E così quelle stagioni teatrali univano il vecchio al nuovo, la tradizione al cambiamento. All’attenzione per i classici si univa lo spazio per l’evasione, coniugando e mixando in modo armonioso i gusti del pubblico alla voglia di innovare.
Storico rimarrà il trionfo nel ’79, quando il Bellini ospitò la prima italiana della ″Carmen″ di Bizet. Quella stessa opera che a Parigi non aveva avuto molto successo e che il San Carlo era stato cauto a riproporre, fu per il Bellini l’occasione di dimostrare la sua audacia e per fare apprezzare l’opera e riportarla nei teatri europei.
Fu un periodo prospero per questo teatro, che divenne sede privilegiata di spettacoli musicali di alto livello e soprattutto quella stabile dove si appoggiava la compagnia del grande Eduardo Scarpetta.
Tra i massimi autori e attori del teatro partenopeo di fine ‘800 e inizi ‘900, Scarpetta fu il fautore di un tipo di teatro “dialettale moderno”: le innovazioni introdotte non si limitavano alla composizione drammaturgica delle commedie, ma toccavano tutti gli aspetti dell’arte scenica, come i costumi e la stessa recitazione.
Al periodo di grande splendore, che gli valse la reputazione di teatro moderno aperto a tutte le maggiori espressioni artistiche, fece seguito un inesorabile declino, quello del dopoguerra.

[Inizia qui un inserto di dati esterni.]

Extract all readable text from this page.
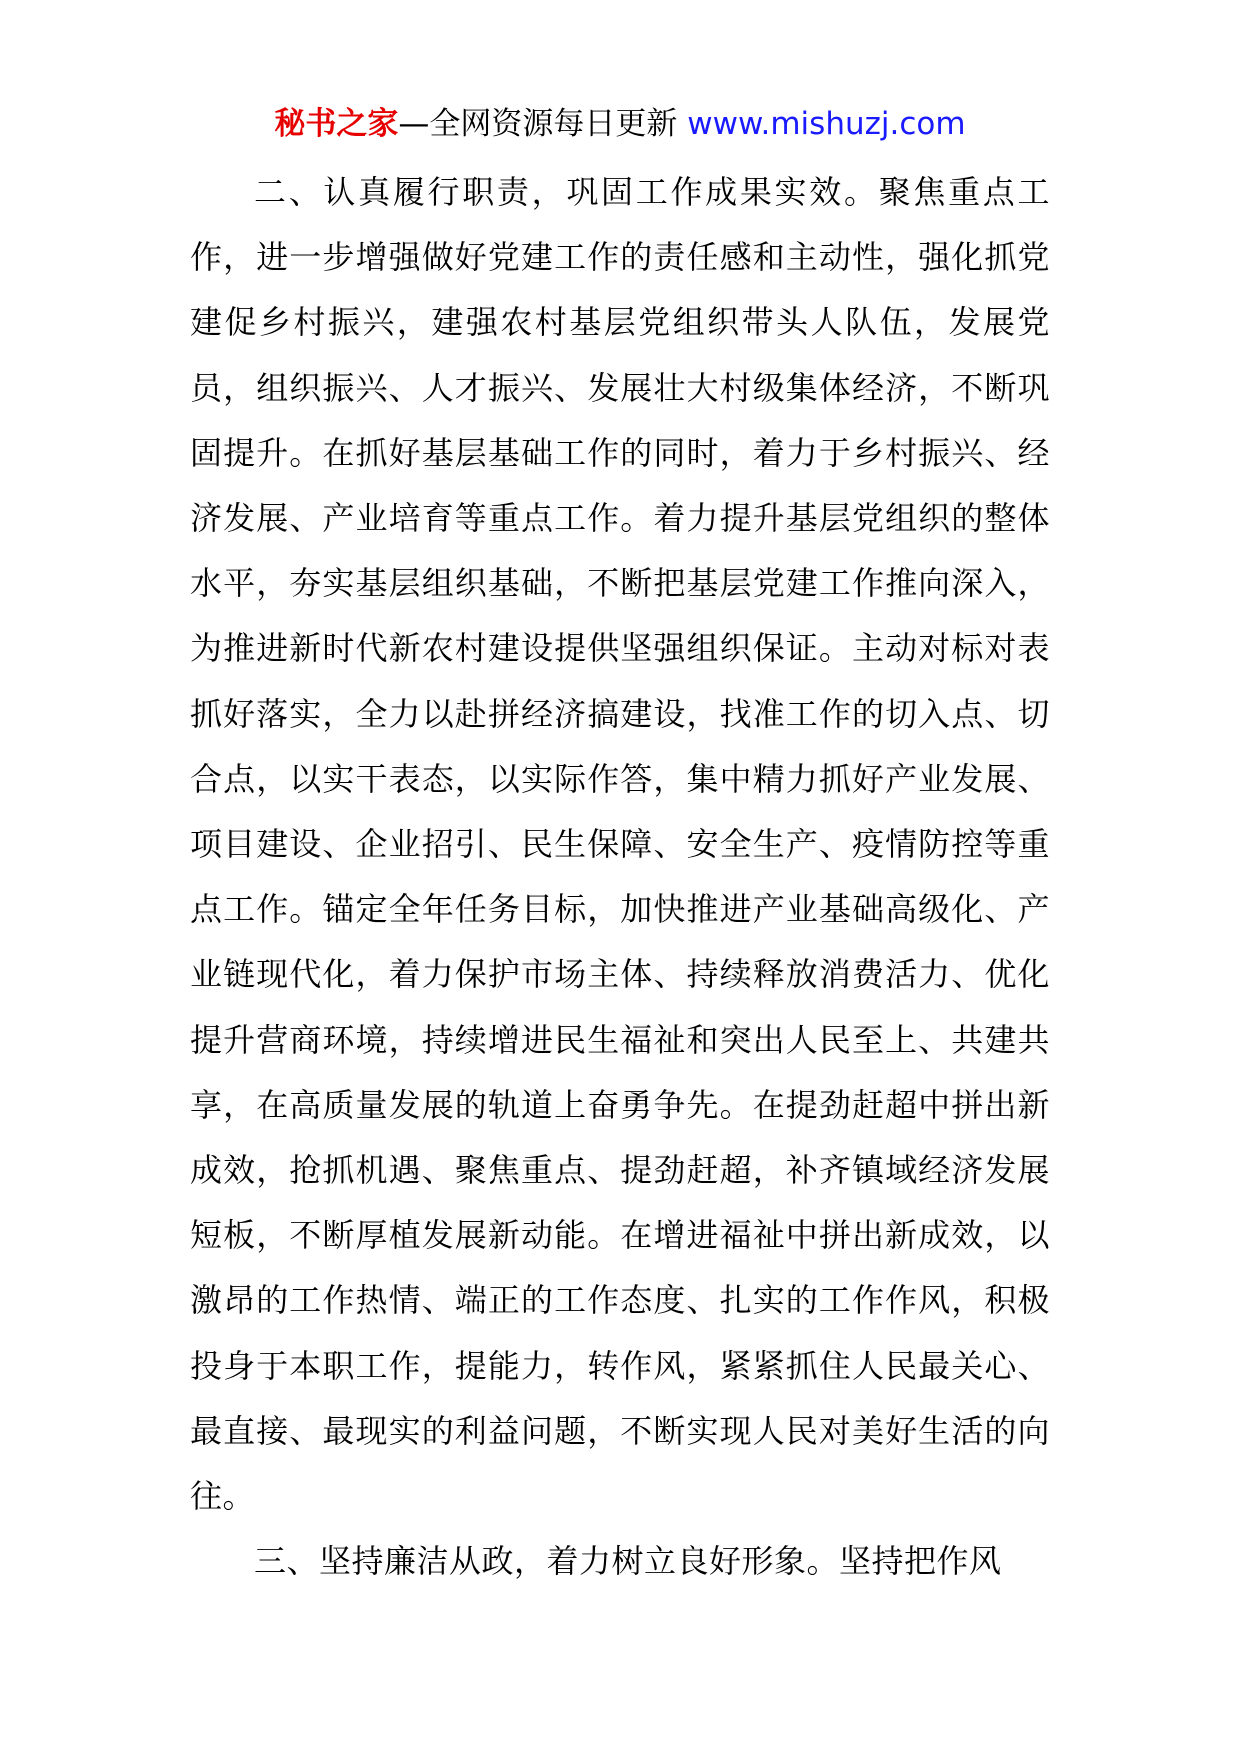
秘书之家—全网资源每日更新 www.mishuzj.com

二、认真履行职责，巩固工作成果实效。聚焦重点工作，进一步增强做好党建工作的责任感和主动性，强化抓党建促乡村振兴，建强农村基层党组织带头人队伍，发展党员，组织振兴、人才振兴、发展壮大村级集体经济，不断巩固提升。在抓好基层基础工作的同时，着力于乡村振兴、经济发展、产业培育等重点工作。着力提升基层党组织的整体水平，夯实基层组织基础，不断把基层党建工作推向深入，为推进新时代新农村建设提供坚强组织保证。主动对标对表抓好落实，全力以赴拼经济搞建设，找准工作的切入点、切合点，以实干表态，以实际作答，集中精力抓好产业发展、项目建设、企业招引、民生保障、安全生产、疫情防控等重点工作。锚定全年任务目标，加快推进产业基础高级化、产业链现代化，着力保护市场主体、持续释放消费活力、优化提升营商环境，持续增进民生福祉和突出人民至上、共建共享，在高质量发展的轨道上奋勇争先。在提劲赶超中拼出新成效，抢抓机遇、聚焦重点、提劲赶超，补齐镇域经济发展短板，不断厚植发展新动能。在增进福祉中拼出新成效，以激昂的工作热情、端正的工作态度、扎实的工作作风，积极投身于本职工作，提能力，转作风，紧紧抓住人民最关心、最直接、最现实的利益问题，不断实现人民对美好生活的向往。

三、坚持廉洁从政，着力树立良好形象。坚持把作风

Era il 1962 quando fu rappresentato l’ultimo spettacolo, ″Masaniello″ con Nino Taranto.
Nel generale decadimento di gusto e costume, il Bellini fu uno specchio fedele della realtà: diventò un sudicio cinema di film a luci rosse, che trasformarono quei palchi da nobili a squallide alcove. Rifugi privilegiati di coppiette in cerca di piacere furtivo e trasgressione.
Ma il Bellini era destinato a rinascere dalle sue stesse ceneri: fu Tato Russo a sottrarlo dalla sua prossima distruzione. Ne fece la sede del suo teatro e della sua compagnia. Decise di rilevare la struttura e in poco più di un anno, superando non poche difficoltà, riportò l’edificio all’antico splendore. Con la messa in scena, nell’autunno del 1988, dell’″Opera da tra soldi″ il Bellini tornò a distinguersi come teatro.
Tato Russo ne fu il direttore artistico per ben 21 anni e sotto la sua direzione lo ha riportato all’antico riconoscimento culturale, producendo pioneristici allestimenti e spettacoli all’avanguardia.
Nel 2010 la gestione è passata ai figli dell’artista, che seguendo le orme paterne, ne hanno conservato la vocazione teatrale: il Bellini rimane il teatro camaleontico che sa coniugare la tradizione alle innovazioni dei tempi che passano.